En su entrevista en marzo, Shi afirmó que cuando le contaron por primera vez sobre el brote del virus en su ciudad, pensó que los funcionarios se habían equivocado, porque habría adivinado que tal virus se propagaría en el sur de China, donde viven la mayoría de los murciélagos. “Nunca hubiera esperado que sucederían este tipo de cosas en Wuhan, en el centro de China”, dijo, según POLITICO.

En abril de 2020, los funcionarios estadounidenses del Consejo Nacional de Seguridad y el Departamento de Estado habían comenzado a recopilar evidencia circunstancial de que el laboratorio de WIV, en lugar del mercado de mariscos, era en realidad la fuente del virus. Consideraron que la primera explicación del brote era completamente plausible, mientras que la segunda sería una coincidencia extrema. Pero los funcionarios no pudieron decir eso públicamente porque no tenían pruebas firmes en las cuales apoyarse. Y si el gobierno de Estados Unidos acusaba a China de mentir sobre el brote sin pruebas firmes, Beijing seguramente hubiera aumentado aún más las tensiones, lo que podría haber significado que los estadounidenses no obtuvieran los suministros médicos que se necesitan para combatir la propagación del SARS-CoV-2.
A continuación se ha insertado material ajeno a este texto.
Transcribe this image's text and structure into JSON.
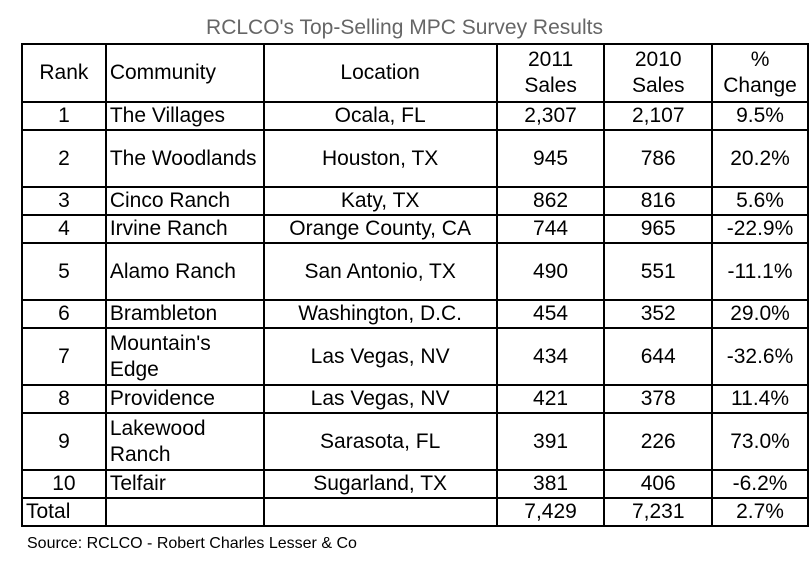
{
  "chart_data": {
    "type": "table",
    "title": "RCLCO's Top-Selling MPC Survey Results",
    "columns": [
      {
        "key": "rank",
        "label": "Rank"
      },
      {
        "key": "community",
        "label": "Community"
      },
      {
        "key": "location",
        "label": "Location"
      },
      {
        "key": "sales_2011",
        "label": "2011 Sales"
      },
      {
        "key": "sales_2010",
        "label": "2010 Sales"
      },
      {
        "key": "change",
        "label": "% Change"
      }
    ],
    "rows": [
      {
        "rank": "1",
        "community": "The Villages",
        "location": "Ocala, FL",
        "sales_2011": "2,307",
        "sales_2010": "2,107",
        "change": "9.5%"
      },
      {
        "rank": "2",
        "community": "The Woodlands",
        "location": "Houston, TX",
        "sales_2011": "945",
        "sales_2010": "786",
        "change": "20.2%"
      },
      {
        "rank": "3",
        "community": "Cinco Ranch",
        "location": "Katy, TX",
        "sales_2011": "862",
        "sales_2010": "816",
        "change": "5.6%"
      },
      {
        "rank": "4",
        "community": "Irvine Ranch",
        "location": "Orange County, CA",
        "sales_2011": "744",
        "sales_2010": "965",
        "change": "-22.9%"
      },
      {
        "rank": "5",
        "community": "Alamo Ranch",
        "location": "San Antonio, TX",
        "sales_2011": "490",
        "sales_2010": "551",
        "change": "-11.1%"
      },
      {
        "rank": "6",
        "community": "Brambleton",
        "location": "Washington, D.C.",
        "sales_2011": "454",
        "sales_2010": "352",
        "change": "29.0%"
      },
      {
        "rank": "7",
        "community": "Mountain's Edge",
        "location": "Las Vegas, NV",
        "sales_2011": "434",
        "sales_2010": "644",
        "change": "-32.6%"
      },
      {
        "rank": "8",
        "community": "Providence",
        "location": "Las Vegas, NV",
        "sales_2011": "421",
        "sales_2010": "378",
        "change": "11.4%"
      },
      {
        "rank": "9",
        "community": "Lakewood Ranch",
        "location": "Sarasota, FL",
        "sales_2011": "391",
        "sales_2010": "226",
        "change": "73.0%"
      },
      {
        "rank": "10",
        "community": "Telfair",
        "location": "Sugarland, TX",
        "sales_2011": "381",
        "sales_2010": "406",
        "change": "-6.2%"
      }
    ],
    "total": {
      "label": "Total",
      "sales_2011": "7,429",
      "sales_2010": "7,231",
      "change": "2.7%"
    }
  },
  "source": "Source: RCLCO - Robert Charles Lesser & Co"
}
El senador de Arkansas, Tom Cotton, no parecía estar preocupado por ninguna de esas consideraciones. El 16 de febrero pasado, ofreció una teoría propia totalmente infundada en Fox News en la que aseguró que el virus podría haber venido del programa de guerra biológica de China, sugiriendo, en otras palabras, que había sido diseñado deliberadamente para matar humanos. Esto no fue respaldado por ninguna investigación conocida: hasta el día de hoy, los científicos están de acuerdo en que el virus no fue “diseñado” para ser mortal. El SARS-CoV-2 no mostró evidencia de manipulación genética directa. Además, el laboratorio de WIV ya había publicado algunas de sus investigaciones sobre los coronavirus de murciélagos que pueden infectar a los humanos, lo que no representa exactamente el nivel de secreto que se esperaría de un programa de armas clandestinas.

A medida que las especulaciones de Cotton convirtieron la historia del origen en las noticias de una manera nueva e incendiaria, socavó el esfuerzo en curso en otras partes del gobierno de los Estados Unidos para identificar los orígenes exactos y la naturaleza de la pandemia de coronavirus. A partir de entonces, tanto los periodistas como los políticos combinarían la falsa idea de que el coronavirus es un arma biológica china con la idea plausible de que el virus se había liberado accidentalmente del laboratorio de WIV, lo que la convierte en una pregunta mucho más cargada de política.